In 1991, live in-studio musical performances, again to emulate an MTV trend of the time (e.g., Unplugged), were added. On April 5, Tom Kenny, a then-unknown comedian who would gain fame through voice acting, most notably as SpongeBob SquarePants, became the regular on-screen host, joined by longtime New York R&B deejay Frankie Crocker, who hosted his own feature, "Frankie Crocker's Journal", which highlighted important dates in music history. Crocker later became the host, followed by Darryl M. Bell and eventually Tonight Show Band leader Branford Marsalis in 1993.

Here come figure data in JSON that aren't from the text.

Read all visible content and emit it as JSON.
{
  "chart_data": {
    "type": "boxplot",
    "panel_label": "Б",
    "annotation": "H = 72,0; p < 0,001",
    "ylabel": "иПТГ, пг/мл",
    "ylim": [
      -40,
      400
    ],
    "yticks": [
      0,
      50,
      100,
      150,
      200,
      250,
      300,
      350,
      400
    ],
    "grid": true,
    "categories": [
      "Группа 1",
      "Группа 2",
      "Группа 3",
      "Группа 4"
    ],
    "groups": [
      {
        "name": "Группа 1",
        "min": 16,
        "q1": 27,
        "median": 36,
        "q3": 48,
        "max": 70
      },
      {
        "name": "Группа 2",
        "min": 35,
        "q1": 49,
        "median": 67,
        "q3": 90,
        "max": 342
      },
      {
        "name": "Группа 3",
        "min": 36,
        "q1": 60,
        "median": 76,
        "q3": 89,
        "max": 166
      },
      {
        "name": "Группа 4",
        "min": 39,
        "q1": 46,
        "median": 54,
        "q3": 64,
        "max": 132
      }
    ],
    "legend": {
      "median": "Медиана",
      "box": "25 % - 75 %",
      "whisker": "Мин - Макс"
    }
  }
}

In January 1994, after years of falling ratings and seemingly becoming more and more insignificant in the wake of the cable television boom that allowed more households to have access to MTV, the show was retooled in an attempt to stay relevant.
Beginning with the January 14 broadcast, production of the show moved to NBC Studios in Burbank from New York and the name was shortened to Friday Night. Additionally, it became less of a music video show and more of a general entertainment and variety program, featuring celebrity interviews, stand-up comedy, movie reviews, live performances, viewer polls, and comedy sketches. Subsequently, the show now only made room to air approximately two music videos per episode. The new format also brought two new hosts: comedians Henry Cho and Rita Sever. Brian Copeland delivered humorous commentary on the news of the week in his segment, "The World According To Copeland". In 1996, Sever took over as sole host. The old Video Vote segment, meanwhile, was brought back and renamed "Friday Night Jukebox."

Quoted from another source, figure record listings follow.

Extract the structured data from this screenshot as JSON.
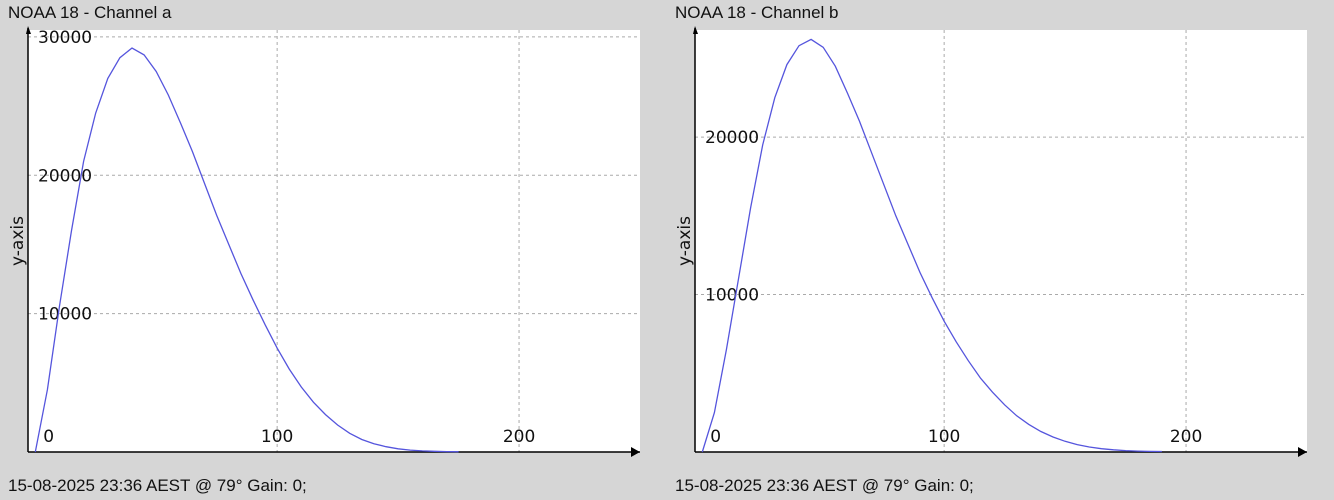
{
  "panels": [
    {
      "title": "NOAA 18 - Channel a",
      "footer": "15-08-2025 23:36 AEST @ 79° Gain: 0;",
      "line_color": "#5555dd"
    },
    {
      "title": "NOAA 18 - Channel b",
      "footer": "15-08-2025 23:36 AEST @ 79° Gain: 0;",
      "line_color": "#5555dd"
    }
  ],
  "chart_data": [
    {
      "type": "line",
      "ylabel": "y-axis",
      "xlim": [
        -3,
        250
      ],
      "ylim": [
        0,
        30500
      ],
      "xticks": [
        0,
        100,
        200
      ],
      "yticks": [
        10000,
        20000,
        30000
      ],
      "grid": true,
      "series": [
        {
          "x": [
            0,
            5,
            10,
            15,
            20,
            25,
            30,
            35,
            40,
            45,
            50,
            55,
            60,
            65,
            70,
            75,
            80,
            85,
            90,
            95,
            100,
            105,
            110,
            115,
            120,
            125,
            130,
            135,
            140,
            145,
            150,
            155,
            160,
            165,
            170,
            175
          ],
          "y": [
            0,
            4500,
            10500,
            16000,
            21000,
            24500,
            27000,
            28500,
            29200,
            28700,
            27500,
            25800,
            23800,
            21700,
            19400,
            17100,
            15000,
            12900,
            11000,
            9200,
            7500,
            6000,
            4700,
            3600,
            2700,
            1950,
            1350,
            900,
            600,
            380,
            230,
            140,
            80,
            50,
            30,
            20
          ]
        }
      ]
    },
    {
      "type": "line",
      "ylabel": "y-axis",
      "xlim": [
        -3,
        250
      ],
      "ylim": [
        0,
        26800
      ],
      "xticks": [
        0,
        100,
        200
      ],
      "yticks": [
        10000,
        20000
      ],
      "grid": true,
      "series": [
        {
          "x": [
            0,
            5,
            10,
            15,
            20,
            25,
            30,
            35,
            40,
            45,
            50,
            55,
            60,
            65,
            70,
            75,
            80,
            85,
            90,
            95,
            100,
            105,
            110,
            115,
            120,
            125,
            130,
            135,
            140,
            145,
            150,
            155,
            160,
            165,
            170,
            175,
            180,
            185,
            190
          ],
          "y": [
            0,
            2500,
            6500,
            11000,
            15500,
            19500,
            22500,
            24600,
            25800,
            26200,
            25700,
            24500,
            22800,
            21000,
            19000,
            17000,
            15000,
            13200,
            11400,
            9800,
            8300,
            7000,
            5800,
            4700,
            3800,
            3000,
            2300,
            1750,
            1300,
            950,
            680,
            470,
            320,
            210,
            140,
            90,
            60,
            40,
            30
          ]
        }
      ]
    }
  ]
}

For the host segments after 1998, Sever would be seated or standing in front of the giant videoscreen on the right side of The Tonight Show with Jay Leno set, near the guest's entrance.
In 2000, despite having its highest ratings in years, the show was once again reformatted by NBC for budgetary reasons, occasioned in part by a minor economic recession at the time. Under that title, Friday Night's last telecast was December 29, after a seven-year run under that moniker. On January 5, 2001, the show returned under the name Late Friday. Discontinuing the music and feature segments entirely, the show now solely revolved around stand-up comedians performing their stage routines. Late Friday continued to air until Last Call with Carson Daly was expanded to five nights a week in May 2002; that show had just begun in January of that year as a Monday-Thursday (Tuesday-Friday mornings) strip at 1:30 a.m. Eastern. NBC opted not to relocate Late Friday and dropped the program after a 19-year run, the last 16 months or so under its final format. The cancellation marked the end of 29 years of NBC scheduling a weekly Friday late-night music or comedy/variety show.